14th January, 2011: 11:32 p.m.
By the dead of the night, the city was plunged into the miasma of dense, blinding fog. The streets lay unheeded, placidly empty. The houses lay still like cold behemoths. The occupants were huddled in their beds; the warm quilt drawn over their faces: some lay asleep, while others preparing to take forty winks. I heard the shuddering cry of a dog nearby; I surmised it to be the curse of winter as I found myself wrapped in a blanket-cum-quilt.
15th January, 2011:
6:31 a.m.
A draft of chilling air blew in through the ventilator, sending a chill down my spine. The weather being severely rimy, I didn’t take it as a surprise. I tightened the grip of my blanket(s) over me and again was transferred into a cozy ambience. My eyes closed.
8:26 a.m.
I wriggle in lassitude under intense comfort: my head not peering out of the quilt. Strongly and briskly, I threw myself out in a jerk and up landed I on the floor, waiting to clad myself in a sweater and a “house jacket” in utter chill.
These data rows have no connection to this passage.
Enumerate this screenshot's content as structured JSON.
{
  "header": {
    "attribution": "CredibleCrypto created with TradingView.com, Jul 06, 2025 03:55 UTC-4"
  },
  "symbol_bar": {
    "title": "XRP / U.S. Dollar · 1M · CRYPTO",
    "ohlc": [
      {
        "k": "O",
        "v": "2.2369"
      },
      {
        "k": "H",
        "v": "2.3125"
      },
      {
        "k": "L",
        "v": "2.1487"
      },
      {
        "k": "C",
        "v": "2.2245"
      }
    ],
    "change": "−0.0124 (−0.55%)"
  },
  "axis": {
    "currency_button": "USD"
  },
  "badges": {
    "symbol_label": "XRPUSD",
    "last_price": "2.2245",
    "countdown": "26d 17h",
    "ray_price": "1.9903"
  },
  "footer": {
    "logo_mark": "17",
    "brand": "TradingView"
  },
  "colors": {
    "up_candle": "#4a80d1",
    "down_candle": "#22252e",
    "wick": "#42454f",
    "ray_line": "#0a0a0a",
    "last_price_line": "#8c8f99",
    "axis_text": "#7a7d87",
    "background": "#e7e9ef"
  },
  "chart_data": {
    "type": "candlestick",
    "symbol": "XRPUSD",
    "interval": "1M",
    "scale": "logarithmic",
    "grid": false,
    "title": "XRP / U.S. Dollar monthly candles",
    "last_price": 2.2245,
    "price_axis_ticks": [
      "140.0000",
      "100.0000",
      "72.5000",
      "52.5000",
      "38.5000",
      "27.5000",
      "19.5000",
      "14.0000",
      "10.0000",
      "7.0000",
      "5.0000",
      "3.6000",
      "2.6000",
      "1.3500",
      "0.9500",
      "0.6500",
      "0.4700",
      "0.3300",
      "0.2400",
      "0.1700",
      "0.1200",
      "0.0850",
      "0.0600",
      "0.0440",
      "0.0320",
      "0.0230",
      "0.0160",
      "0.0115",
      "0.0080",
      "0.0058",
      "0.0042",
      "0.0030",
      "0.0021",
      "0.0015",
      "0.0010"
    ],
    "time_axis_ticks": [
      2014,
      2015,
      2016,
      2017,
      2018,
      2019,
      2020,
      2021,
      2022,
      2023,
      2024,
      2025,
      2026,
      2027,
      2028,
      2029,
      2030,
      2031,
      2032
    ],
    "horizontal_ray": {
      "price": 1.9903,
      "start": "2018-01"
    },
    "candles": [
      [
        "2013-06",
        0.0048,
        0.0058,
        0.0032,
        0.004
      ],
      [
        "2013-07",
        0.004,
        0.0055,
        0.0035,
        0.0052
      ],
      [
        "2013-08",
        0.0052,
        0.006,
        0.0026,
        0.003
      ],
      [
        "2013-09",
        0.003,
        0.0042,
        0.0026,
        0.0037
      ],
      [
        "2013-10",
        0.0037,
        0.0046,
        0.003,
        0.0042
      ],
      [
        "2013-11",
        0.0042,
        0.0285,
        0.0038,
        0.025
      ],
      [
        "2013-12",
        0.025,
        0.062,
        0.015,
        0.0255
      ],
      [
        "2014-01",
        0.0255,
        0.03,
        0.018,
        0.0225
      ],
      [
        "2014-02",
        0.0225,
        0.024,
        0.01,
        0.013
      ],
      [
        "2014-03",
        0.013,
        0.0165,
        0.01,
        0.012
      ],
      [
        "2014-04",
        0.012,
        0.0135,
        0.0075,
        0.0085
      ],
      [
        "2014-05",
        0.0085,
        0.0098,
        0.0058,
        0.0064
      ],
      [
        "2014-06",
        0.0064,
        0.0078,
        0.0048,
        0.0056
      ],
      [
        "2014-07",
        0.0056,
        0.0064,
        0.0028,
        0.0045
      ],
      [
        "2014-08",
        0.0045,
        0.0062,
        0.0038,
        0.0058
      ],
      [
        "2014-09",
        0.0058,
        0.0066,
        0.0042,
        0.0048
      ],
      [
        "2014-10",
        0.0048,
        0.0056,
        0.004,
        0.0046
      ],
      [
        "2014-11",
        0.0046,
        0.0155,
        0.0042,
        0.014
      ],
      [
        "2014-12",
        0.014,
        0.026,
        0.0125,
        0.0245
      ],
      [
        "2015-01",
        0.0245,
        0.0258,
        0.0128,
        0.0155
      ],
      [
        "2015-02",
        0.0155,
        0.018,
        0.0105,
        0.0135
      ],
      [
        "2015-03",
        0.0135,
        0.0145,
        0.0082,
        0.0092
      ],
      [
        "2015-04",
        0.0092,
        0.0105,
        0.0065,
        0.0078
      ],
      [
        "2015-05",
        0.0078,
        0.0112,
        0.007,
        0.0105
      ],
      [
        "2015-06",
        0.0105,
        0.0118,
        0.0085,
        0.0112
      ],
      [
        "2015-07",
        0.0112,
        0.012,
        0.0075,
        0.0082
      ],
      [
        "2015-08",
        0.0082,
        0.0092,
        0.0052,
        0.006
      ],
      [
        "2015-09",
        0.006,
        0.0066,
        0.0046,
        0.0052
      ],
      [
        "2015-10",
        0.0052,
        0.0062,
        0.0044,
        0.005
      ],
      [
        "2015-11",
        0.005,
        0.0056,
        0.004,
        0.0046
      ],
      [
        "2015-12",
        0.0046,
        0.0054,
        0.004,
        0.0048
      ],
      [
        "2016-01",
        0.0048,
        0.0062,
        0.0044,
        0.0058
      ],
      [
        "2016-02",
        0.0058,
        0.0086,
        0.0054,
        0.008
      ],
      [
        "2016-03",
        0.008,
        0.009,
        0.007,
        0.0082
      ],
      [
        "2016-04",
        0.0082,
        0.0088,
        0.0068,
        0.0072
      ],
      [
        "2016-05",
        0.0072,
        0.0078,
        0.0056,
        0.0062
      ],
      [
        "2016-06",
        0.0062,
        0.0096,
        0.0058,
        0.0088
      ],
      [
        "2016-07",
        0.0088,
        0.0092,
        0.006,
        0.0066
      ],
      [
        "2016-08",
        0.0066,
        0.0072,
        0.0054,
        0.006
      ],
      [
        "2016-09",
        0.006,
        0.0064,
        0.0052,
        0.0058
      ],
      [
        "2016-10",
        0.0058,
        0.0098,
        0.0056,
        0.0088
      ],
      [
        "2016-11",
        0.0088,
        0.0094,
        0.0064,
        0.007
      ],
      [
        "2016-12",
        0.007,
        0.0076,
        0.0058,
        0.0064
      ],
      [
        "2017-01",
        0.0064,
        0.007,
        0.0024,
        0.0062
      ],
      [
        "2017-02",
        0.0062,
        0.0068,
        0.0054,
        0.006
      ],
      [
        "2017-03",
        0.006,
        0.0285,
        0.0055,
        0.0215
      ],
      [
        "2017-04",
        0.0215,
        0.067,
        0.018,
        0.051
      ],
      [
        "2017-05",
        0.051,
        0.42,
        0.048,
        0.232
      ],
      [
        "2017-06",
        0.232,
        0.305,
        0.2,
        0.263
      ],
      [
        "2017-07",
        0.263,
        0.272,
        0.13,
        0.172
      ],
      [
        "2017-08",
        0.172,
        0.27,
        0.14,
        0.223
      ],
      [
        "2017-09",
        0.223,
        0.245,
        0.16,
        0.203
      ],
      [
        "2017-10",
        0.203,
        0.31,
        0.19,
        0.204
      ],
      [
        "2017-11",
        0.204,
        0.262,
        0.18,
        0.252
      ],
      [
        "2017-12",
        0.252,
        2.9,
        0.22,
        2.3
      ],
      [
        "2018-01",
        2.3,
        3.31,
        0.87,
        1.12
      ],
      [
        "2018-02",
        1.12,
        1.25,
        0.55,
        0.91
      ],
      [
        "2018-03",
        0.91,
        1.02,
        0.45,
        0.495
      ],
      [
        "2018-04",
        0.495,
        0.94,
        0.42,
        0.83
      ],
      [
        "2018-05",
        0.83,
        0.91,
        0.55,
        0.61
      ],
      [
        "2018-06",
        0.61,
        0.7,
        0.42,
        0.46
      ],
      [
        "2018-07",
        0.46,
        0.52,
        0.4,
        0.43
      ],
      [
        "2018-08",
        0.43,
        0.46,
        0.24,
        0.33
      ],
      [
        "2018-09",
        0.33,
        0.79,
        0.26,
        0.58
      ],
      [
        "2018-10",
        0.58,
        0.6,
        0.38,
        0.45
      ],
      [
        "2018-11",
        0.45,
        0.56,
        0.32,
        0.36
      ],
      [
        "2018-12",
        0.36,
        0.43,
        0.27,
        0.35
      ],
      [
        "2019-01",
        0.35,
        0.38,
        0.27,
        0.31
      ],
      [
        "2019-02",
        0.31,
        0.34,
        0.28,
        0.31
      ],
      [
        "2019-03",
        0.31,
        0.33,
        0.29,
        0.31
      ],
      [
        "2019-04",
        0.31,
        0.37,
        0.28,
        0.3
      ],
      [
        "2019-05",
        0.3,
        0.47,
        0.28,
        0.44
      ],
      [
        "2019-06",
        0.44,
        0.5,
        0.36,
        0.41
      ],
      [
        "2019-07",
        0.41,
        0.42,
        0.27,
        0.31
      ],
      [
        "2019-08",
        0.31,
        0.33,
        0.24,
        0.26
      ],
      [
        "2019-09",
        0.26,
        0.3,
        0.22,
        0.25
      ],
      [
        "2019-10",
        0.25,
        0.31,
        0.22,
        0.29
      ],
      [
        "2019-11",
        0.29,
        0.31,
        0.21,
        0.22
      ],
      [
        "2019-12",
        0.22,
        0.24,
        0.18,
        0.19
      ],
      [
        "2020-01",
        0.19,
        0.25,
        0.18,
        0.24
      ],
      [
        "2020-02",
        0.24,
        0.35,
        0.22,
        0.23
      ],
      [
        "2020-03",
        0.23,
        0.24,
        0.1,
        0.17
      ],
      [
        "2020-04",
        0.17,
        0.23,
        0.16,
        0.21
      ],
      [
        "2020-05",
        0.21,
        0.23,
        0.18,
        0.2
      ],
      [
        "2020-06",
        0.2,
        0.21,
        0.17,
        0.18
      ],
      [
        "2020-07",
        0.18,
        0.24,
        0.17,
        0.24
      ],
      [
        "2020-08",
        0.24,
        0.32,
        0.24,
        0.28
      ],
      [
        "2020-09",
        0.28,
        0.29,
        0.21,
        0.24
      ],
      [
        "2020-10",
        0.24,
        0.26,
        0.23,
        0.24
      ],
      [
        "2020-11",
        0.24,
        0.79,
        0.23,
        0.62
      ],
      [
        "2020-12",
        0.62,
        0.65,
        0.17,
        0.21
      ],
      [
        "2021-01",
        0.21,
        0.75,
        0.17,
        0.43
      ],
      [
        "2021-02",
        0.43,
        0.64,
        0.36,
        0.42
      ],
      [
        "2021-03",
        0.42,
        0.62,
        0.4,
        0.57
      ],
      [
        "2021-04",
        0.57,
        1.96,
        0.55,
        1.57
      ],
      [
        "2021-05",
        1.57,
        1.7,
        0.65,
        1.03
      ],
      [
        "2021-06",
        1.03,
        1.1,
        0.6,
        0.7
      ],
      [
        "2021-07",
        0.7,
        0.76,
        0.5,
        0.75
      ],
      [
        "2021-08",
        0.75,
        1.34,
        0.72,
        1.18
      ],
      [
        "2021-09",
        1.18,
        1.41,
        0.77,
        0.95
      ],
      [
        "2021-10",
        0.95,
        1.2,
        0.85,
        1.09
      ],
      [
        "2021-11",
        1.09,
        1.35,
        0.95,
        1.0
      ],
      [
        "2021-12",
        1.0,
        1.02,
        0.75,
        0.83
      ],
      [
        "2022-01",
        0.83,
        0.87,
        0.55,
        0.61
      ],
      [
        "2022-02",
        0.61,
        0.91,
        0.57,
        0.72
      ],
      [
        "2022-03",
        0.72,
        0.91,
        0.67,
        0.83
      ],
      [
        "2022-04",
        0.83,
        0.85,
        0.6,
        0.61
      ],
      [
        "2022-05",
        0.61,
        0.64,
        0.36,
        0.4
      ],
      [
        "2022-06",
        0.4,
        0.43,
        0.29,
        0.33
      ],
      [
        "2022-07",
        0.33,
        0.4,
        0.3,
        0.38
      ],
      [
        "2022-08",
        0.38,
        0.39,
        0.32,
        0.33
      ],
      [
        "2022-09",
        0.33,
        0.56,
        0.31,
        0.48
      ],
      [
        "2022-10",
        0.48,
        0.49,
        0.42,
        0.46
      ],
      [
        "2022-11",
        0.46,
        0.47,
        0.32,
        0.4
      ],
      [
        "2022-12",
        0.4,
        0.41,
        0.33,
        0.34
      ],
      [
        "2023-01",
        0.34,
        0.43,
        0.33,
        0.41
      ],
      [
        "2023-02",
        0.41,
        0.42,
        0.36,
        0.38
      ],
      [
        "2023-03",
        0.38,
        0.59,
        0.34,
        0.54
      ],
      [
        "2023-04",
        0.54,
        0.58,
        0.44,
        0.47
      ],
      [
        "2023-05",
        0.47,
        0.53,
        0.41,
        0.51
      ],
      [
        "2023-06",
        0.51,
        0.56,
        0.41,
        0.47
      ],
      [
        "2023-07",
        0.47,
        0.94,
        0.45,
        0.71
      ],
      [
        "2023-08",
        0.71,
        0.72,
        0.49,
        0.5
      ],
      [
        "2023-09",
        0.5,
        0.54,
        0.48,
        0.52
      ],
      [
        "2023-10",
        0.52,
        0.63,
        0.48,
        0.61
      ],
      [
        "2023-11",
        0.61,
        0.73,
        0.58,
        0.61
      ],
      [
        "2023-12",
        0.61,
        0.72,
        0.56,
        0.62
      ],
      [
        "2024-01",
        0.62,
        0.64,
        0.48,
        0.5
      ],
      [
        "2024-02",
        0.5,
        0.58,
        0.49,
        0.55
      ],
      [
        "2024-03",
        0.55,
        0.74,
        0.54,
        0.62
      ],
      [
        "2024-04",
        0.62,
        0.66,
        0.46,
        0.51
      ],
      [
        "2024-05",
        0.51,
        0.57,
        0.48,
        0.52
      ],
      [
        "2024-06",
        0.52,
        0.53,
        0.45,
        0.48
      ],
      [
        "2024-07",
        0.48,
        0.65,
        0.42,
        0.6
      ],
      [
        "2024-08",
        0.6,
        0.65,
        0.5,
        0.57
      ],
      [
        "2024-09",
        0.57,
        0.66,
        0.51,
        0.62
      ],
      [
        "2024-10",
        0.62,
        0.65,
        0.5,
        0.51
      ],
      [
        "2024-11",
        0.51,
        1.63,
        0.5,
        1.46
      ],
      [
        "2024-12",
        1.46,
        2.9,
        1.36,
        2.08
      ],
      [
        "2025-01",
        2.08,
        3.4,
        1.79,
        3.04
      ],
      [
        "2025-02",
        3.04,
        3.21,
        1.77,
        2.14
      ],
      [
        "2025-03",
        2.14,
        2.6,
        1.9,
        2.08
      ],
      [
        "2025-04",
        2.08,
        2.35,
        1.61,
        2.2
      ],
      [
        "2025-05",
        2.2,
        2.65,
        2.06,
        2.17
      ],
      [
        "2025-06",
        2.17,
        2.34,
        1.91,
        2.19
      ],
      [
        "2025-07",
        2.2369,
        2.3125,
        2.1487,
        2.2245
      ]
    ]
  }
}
Yes, indeed the cold was killing.
OVERVIEW
Winter. That’s the word. The frosty hands find their places in the warmest of pockets. The warmest of shawls find themselves wrapping a dweller. And the warmest of blankets find themselves covering the slumbering.
This year the city saw one of the coldest winters knocking at its door. The temperature had fallen to a minimum of 60C, the least in the last five years. The “LUX COTT’S WOOL” shirts proved somewhat helpful, being the innermost garment for bringing intense warmth. And not to forget, the jackets and the jumpers and the pullovers are to be used to the fullest: since this is not general cold, this is severe cold.
May be this is a hasty conclusion, but still I have to mention that the dog that “cried” last night was found dead in front of our house, shrouded with a jute sack—not because of cold, but because it was suffering from a disease the though of which struck me since I had long been searching for a reason to suffice for the dog’s decrepit body and beetling face compounded with exposed ribs. The dog was a year and a half old—I cared for it since its birth. There’s some more history surrounding it, so I keep that for another day. For now, goodbye.